What We're Watching
Killjoys has had a stellar (get it, because it's set in space, it's -- it's set in space) third series, and its most recent episode -- a quieter affair about the characters confronting their pasts and futures -- sets us up pretty well for the all-out war between the Quad and the Hullen that's coming in the next episode.
Well. Except that, I suppose, that war isn't going to happen, because this series is made on a shoestring budget and all of its scenes in space look like they're being rendered on a PSX, so there's no chance in hell that we're actually going to get the pitched space battle the series has been promising us.

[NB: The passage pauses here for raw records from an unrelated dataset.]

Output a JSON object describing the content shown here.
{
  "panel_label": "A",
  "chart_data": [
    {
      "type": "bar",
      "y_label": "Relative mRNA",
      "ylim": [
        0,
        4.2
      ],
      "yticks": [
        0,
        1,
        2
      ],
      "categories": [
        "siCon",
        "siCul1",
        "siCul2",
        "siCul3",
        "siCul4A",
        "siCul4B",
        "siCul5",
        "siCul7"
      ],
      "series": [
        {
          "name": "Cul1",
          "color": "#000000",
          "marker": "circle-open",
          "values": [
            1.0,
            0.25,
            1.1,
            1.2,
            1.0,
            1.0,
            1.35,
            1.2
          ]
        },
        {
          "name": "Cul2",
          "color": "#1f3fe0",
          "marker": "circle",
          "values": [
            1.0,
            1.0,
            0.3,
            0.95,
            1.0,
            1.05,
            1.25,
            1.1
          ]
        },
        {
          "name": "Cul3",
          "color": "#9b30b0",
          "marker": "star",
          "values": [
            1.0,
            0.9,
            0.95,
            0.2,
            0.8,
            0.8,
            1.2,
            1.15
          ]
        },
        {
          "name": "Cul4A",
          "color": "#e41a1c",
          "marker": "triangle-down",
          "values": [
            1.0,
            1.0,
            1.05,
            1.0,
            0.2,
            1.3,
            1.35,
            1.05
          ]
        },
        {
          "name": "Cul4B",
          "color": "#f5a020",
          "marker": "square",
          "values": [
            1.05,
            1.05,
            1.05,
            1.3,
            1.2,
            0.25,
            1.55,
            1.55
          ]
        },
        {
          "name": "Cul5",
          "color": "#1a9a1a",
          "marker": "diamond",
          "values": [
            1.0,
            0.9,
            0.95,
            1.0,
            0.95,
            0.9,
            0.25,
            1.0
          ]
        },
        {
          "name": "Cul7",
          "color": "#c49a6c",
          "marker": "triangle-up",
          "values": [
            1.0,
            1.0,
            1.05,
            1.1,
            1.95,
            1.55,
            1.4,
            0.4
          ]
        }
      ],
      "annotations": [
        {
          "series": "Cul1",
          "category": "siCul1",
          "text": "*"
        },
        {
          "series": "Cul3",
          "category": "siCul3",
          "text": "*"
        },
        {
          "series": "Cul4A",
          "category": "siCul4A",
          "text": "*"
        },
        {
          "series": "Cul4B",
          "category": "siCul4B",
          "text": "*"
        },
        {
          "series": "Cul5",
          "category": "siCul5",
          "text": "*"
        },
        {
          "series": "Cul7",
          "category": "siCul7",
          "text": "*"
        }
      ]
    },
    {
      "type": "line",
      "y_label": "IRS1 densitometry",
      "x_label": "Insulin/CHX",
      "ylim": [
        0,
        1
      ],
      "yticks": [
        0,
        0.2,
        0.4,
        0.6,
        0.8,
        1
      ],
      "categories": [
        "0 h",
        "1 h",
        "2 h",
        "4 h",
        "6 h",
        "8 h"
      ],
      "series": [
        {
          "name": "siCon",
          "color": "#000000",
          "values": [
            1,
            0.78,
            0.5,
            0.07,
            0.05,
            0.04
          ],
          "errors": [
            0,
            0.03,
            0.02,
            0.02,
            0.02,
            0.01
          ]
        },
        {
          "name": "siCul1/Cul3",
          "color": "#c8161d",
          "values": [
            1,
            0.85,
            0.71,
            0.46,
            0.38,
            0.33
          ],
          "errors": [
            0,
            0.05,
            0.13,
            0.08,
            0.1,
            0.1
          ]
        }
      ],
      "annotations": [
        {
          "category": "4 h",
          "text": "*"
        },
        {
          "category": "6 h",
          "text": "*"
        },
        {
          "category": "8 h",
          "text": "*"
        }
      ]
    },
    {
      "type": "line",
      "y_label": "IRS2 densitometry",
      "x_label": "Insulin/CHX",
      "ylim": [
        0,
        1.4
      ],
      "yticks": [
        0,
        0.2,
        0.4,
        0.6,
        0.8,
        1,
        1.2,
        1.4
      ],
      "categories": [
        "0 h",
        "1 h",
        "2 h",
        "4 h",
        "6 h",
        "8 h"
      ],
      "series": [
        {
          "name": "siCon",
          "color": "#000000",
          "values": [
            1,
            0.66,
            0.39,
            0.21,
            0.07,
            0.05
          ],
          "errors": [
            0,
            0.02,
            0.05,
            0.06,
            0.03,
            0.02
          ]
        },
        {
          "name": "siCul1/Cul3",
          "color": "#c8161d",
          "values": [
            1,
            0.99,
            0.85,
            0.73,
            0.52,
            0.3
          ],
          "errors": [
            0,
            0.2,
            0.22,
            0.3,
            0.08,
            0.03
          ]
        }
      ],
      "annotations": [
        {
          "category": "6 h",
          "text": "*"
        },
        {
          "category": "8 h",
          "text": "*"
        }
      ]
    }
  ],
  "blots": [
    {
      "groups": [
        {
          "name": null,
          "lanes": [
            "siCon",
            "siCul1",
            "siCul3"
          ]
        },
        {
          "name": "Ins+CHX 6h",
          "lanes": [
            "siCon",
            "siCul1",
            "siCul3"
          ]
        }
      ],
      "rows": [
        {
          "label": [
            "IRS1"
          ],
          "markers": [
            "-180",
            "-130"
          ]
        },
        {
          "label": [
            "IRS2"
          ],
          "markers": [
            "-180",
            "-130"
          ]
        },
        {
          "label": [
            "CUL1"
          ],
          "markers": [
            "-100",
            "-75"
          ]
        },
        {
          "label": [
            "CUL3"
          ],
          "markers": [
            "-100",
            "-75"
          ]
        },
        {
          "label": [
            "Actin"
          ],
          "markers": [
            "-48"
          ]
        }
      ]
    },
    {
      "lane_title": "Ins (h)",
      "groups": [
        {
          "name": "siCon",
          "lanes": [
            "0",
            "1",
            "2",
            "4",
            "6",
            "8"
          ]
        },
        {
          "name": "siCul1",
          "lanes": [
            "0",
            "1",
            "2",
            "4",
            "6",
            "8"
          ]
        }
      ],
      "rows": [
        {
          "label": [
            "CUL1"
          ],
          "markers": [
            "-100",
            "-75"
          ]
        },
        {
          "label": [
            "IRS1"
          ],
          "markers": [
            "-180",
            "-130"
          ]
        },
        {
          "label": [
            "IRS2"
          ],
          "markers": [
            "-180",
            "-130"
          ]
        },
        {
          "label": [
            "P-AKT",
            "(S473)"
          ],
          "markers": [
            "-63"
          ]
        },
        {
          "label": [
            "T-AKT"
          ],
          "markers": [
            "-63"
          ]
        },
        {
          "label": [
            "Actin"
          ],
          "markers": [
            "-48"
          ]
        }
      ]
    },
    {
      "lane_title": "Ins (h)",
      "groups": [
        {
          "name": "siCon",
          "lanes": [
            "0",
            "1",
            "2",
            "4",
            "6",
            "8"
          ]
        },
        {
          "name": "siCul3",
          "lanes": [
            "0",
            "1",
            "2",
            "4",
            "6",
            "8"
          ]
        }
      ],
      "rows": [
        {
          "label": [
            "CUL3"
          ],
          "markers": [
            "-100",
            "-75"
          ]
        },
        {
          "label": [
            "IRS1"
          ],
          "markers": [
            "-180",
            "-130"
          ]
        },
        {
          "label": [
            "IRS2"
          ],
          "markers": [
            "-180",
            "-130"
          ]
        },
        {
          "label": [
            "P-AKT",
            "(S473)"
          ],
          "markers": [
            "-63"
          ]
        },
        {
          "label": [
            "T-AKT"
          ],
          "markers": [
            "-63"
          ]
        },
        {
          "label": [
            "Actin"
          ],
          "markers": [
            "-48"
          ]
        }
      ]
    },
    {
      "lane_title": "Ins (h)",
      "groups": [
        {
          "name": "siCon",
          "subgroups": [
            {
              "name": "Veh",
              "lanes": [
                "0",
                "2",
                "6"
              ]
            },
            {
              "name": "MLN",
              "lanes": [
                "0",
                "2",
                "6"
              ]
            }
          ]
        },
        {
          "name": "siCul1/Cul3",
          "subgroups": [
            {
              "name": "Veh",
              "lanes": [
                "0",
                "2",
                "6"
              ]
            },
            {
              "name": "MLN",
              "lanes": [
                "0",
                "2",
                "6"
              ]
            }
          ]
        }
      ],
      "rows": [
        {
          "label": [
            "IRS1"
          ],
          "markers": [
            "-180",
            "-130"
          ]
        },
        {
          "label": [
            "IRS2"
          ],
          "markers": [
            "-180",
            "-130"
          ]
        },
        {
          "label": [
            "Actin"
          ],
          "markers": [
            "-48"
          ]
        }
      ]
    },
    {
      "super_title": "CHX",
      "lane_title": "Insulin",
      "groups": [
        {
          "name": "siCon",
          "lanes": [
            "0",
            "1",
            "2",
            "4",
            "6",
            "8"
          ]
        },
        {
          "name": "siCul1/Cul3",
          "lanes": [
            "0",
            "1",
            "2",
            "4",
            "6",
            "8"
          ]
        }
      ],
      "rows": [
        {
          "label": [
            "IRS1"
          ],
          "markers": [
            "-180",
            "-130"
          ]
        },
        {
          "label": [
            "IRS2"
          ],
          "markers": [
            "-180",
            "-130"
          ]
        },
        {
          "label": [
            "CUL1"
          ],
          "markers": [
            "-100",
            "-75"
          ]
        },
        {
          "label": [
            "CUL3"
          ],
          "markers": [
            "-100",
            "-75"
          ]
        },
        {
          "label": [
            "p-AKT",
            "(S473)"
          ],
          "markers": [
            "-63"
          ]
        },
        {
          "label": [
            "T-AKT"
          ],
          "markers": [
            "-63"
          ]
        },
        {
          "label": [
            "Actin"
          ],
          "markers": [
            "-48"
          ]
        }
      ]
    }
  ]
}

This current episode also reveals that Aneela has replaced (?) Dutch, and possibly was masquerading as her for the entire episode, so it'll be interesting to see where that goes.

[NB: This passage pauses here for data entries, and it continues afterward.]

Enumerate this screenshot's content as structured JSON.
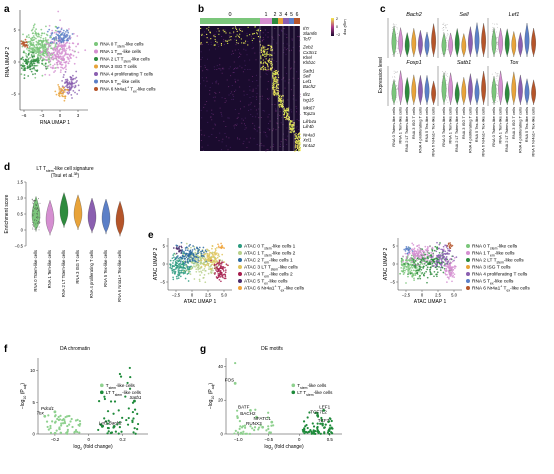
{
  "panels": {
    "a": {
      "letter": "a",
      "xlabel": "RNA UMAP 1",
      "ylabel": "RNA UMAP 2",
      "xticks": [
        "−6",
        "−3",
        "0",
        "3"
      ],
      "yticks": [
        "5",
        "0",
        "−5"
      ],
      "legend": [
        "RNA 0 T<sub>stem</sub>-like cells",
        "RNA 1 T<sub>em</sub>-like cells",
        "RNA 2 LT T<sub>stem</sub>-like cells",
        "RNA 3 ISG T cells",
        "RNA 4 proliferating T cells",
        "RNA 5 T<sub>ex</sub>-like cells",
        "RNA 6 Nr4a1<sup>+</sup> T<sub>ex</sub>-like cells"
      ],
      "legend_plain": [
        "RNA 0 Tstem-like cells",
        "RNA 1 Tem-like cells",
        "RNA 2 LT Tstem-like cells",
        "RNA 3 ISG T cells",
        "RNA 4 proliferating T cells",
        "RNA 5 Tex-like cells",
        "RNA 6 Nr4a1+ Tex-like cells"
      ]
    },
    "b": {
      "letter": "b",
      "cluster_labels": [
        "0",
        "1",
        "2",
        "3",
        "4",
        "5",
        "6"
      ],
      "colorbar_title": "Log2 exp",
      "colorbar_ticks": [
        "2",
        "0",
        "−2"
      ],
      "genes": [
        "Il7r",
        "Slamf6",
        "Tcf7",
        "Zeb2",
        "Cx3cr1",
        "Klrel",
        "Klrb1c",
        "Satb1",
        "Sell",
        "Lef1",
        "Bach2",
        "Ifit1",
        "Isg15",
        "Mki67",
        "Top2a",
        "Lilrb4a",
        "Lilr4b",
        "Nr4a3",
        "Xcl1",
        "Nr4a2"
      ]
    },
    "c": {
      "letter": "c",
      "ylabel": "Expression level",
      "genes": [
        "Bach2",
        "Sell",
        "Lef1",
        "Foxp1",
        "Satb1",
        "Tox"
      ],
      "xcats": [
        "RNA 0 Tstem-like cells",
        "RNA 1 Tem-like cells",
        "RNA 2 LT Tstem-like cells",
        "RNA 3 ISG T cells",
        "RNA 4 proliferating T cells",
        "RNA 5 Tex-like cells",
        "RNA 6 Nr4a1+ Tex-like cells"
      ]
    },
    "d": {
      "letter": "d",
      "title": "LT T<sub>stem</sub>-like cell signature",
      "subtitle": "(Tsui et al.<sup>38</sup>)",
      "ylabel": "Enrichment score",
      "yticks": [
        "1.5",
        "1.0",
        "0.5",
        "0",
        "−0.5"
      ],
      "xcats": [
        "RNA 0 Tstem-like cells",
        "RNA 1 Tem-like cells",
        "RNA 2 LT Tstem-like cells",
        "RNA 3 ISG T cells",
        "RNA 4 proliferating T cells",
        "RNA 5 Tex-like cells",
        "RNA 6 Nr4a1+ Tex-like cells"
      ]
    },
    "e": {
      "letter": "e",
      "xlabel": "ATAC UMAP 1",
      "ylabel": "ATAC UMAP 2",
      "xticks": [
        "−2.5",
        "0",
        "2.5",
        "5.0"
      ],
      "yticks": [
        "5",
        "0",
        "−5"
      ],
      "legend_atac": [
        "ATAC 0 T<sub>stem</sub>-like cells 1",
        "ATAC 1 T<sub>stem</sub>-like cells 2",
        "ATAC 2 T<sub>em</sub>-like cells 1",
        "ATAC 3 LT T<sub>stem</sub>-like cells",
        "ATAC 4 T<sub>em</sub>-like cells 2",
        "ATAC 5 T<sub>ex</sub>-like cells",
        "ATAC 6 Nr4a1<sup>+</sup> T<sub>ex</sub>-like cells"
      ],
      "legend_rna": [
        "RNA 0 T<sub>stem</sub>-like cells",
        "RNA 1 T<sub>em</sub>-like cells",
        "RNA 2 LT T<sub>stem</sub>-like cells",
        "RNA 3 ISG T cells",
        "RNA 4 proliferating T cells",
        "RNA 5 T<sub>ex</sub>-like cells",
        "RNA 6 Nr4a1<sup>+</sup> T<sub>ex</sub>-like cells"
      ]
    },
    "f": {
      "letter": "f",
      "title": "DA chromatin",
      "xlabel": "log<tspan baseline-shift='sub' font-size='3.5'>2</tspan> (fold change)",
      "ylabel": "−log10 (Padj)",
      "xticks": [
        "−0.2",
        "0",
        "0.2"
      ],
      "yticks": [
        "10",
        "5",
        "0"
      ],
      "legend": [
        "T<sub>stem</sub>-like cells",
        "LT T<sub>stem</sub>-like cells"
      ],
      "genes": [
        "Pdcd1",
        "Tox",
        "Satb1",
        "Lef1",
        "Bach2"
      ]
    },
    "g": {
      "letter": "g",
      "title": "DE motifs",
      "xlabel": "log2 (fold change)",
      "ylabel": "−log10 (Padj)",
      "xticks": [
        "−1.0",
        "−0.5",
        "0",
        "0.5"
      ],
      "yticks": [
        "40",
        "20",
        "0"
      ],
      "legend": [
        "T<sub>stem</sub>-like cells",
        "LT T<sub>stem</sub>-like cells"
      ],
      "motifs": [
        "FOS",
        "BATF",
        "BACH2",
        "NFATC1",
        "RUNX3",
        "LEF1",
        "TCF7L2",
        "TCF7"
      ]
    }
  },
  "colors": {
    "c0": "#7bc67b",
    "c1": "#d58fd1",
    "c2": "#2e8b3e",
    "c3": "#e8a33a",
    "c4": "#8a5fb0",
    "c5": "#5b7fc7",
    "c6": "#b5552a",
    "a0": "#2c9b7f",
    "a1": "#b7d08a",
    "a2": "#2d6aa0",
    "a3": "#e0c45a",
    "a4": "#a61c4c",
    "a5": "#4b2b6b",
    "a6": "#f0a33a",
    "light": "#8fd18f",
    "dark": "#1e8a3a"
  },
  "chart_data": [
    {
      "type": "violin",
      "panel": "d",
      "categories": [
        "RNA 0",
        "RNA 1",
        "RNA 2",
        "RNA 3",
        "RNA 4",
        "RNA 5",
        "RNA 6"
      ],
      "medians": [
        0.5,
        0.38,
        0.62,
        0.55,
        0.45,
        0.42,
        0.35
      ],
      "ylim": [
        -0.5,
        1.5
      ]
    },
    {
      "type": "scatter",
      "panel": "f",
      "title": "DA chromatin",
      "xlim": [
        -0.3,
        0.35
      ],
      "ylim": [
        0,
        12
      ],
      "labeled_points": [
        {
          "name": "Pdcd1",
          "x": -0.2,
          "y": 3.5
        },
        {
          "name": "Tox",
          "x": -0.26,
          "y": 2.8
        },
        {
          "name": "Satb1",
          "x": 0.27,
          "y": 5.2
        },
        {
          "name": "Lef1",
          "x": 0.08,
          "y": 1.2
        },
        {
          "name": "Bach2",
          "x": 0.15,
          "y": 1.2
        }
      ]
    },
    {
      "type": "scatter",
      "panel": "g",
      "title": "DE motifs",
      "xlim": [
        -1.2,
        0.7
      ],
      "ylim": [
        0,
        45
      ],
      "labeled_points": [
        {
          "name": "FOS",
          "x": -1.05,
          "y": 30
        },
        {
          "name": "BATF",
          "x": -0.8,
          "y": 14
        },
        {
          "name": "BACH2",
          "x": -0.7,
          "y": 10
        },
        {
          "name": "NFATC1",
          "x": -0.45,
          "y": 7
        },
        {
          "name": "RUNX3",
          "x": -0.6,
          "y": 4
        },
        {
          "name": "LEF1",
          "x": 0.4,
          "y": 14
        },
        {
          "name": "TCF7L2",
          "x": 0.3,
          "y": 11
        },
        {
          "name": "TCF7",
          "x": 0.38,
          "y": 6
        }
      ]
    }
  ]
}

Re:Creators has continued knocking it out of the park with its most recent episode, which gives us both another compelling team battle (Yuya, his boyfriend Sho, Blitz, and Weird Eroge Girl vs Altair), and a much more personal confrontation between Selesia and her comrade/love interest from her own world, Charon.
Aliceteria's death at Altair's hands came as a huge shock to me, since the only character the show has dared kill off so far was Mamika, who was marked for death the moment she appeared; but even more shocking than that was Selesia, our main character, sacrificing herself to stop Charon.

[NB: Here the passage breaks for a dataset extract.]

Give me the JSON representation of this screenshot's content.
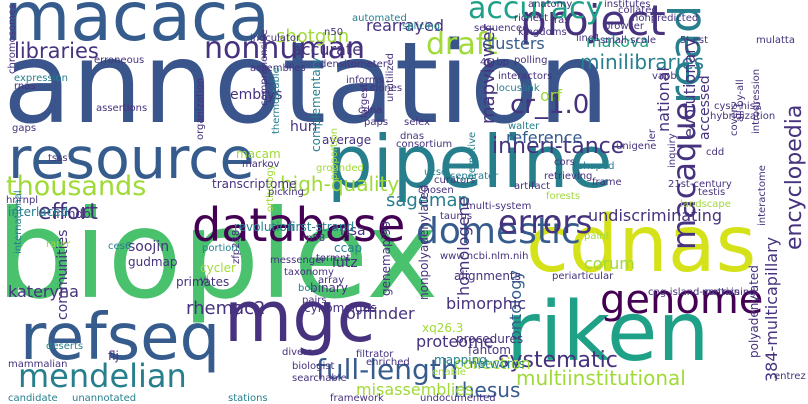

I honestly have no idea where the series is going to go from here, but there are still several episodes left, so presumably either Selesia is going to be resurrected somehow, or our focus is going to shift away from her and onto the Creations as a whole.
Dark Matter has ended for the year -- expect a review sometime soon -- and surprisingly, it hasn't managed to outpace Killjoys in the 'which is the better space opera' stakes. That's more down to how strong this series of Killjoys was than anything else, though, as Dark Matter has still delivered a lot of quality stuff, with a corporate war; an ongoing conflict between the Raza and Rio Ishida; and a set of ominous prophecies for the future slowly coming true.
None of which are more ominous than the prophecies about the Black Ships, revealed in the finale to be a fleet of eldritch aliens intent on fleeing their dying universe and consuming the energy of the one in the show (which, er, may or may not be the same as the Killjoys universe).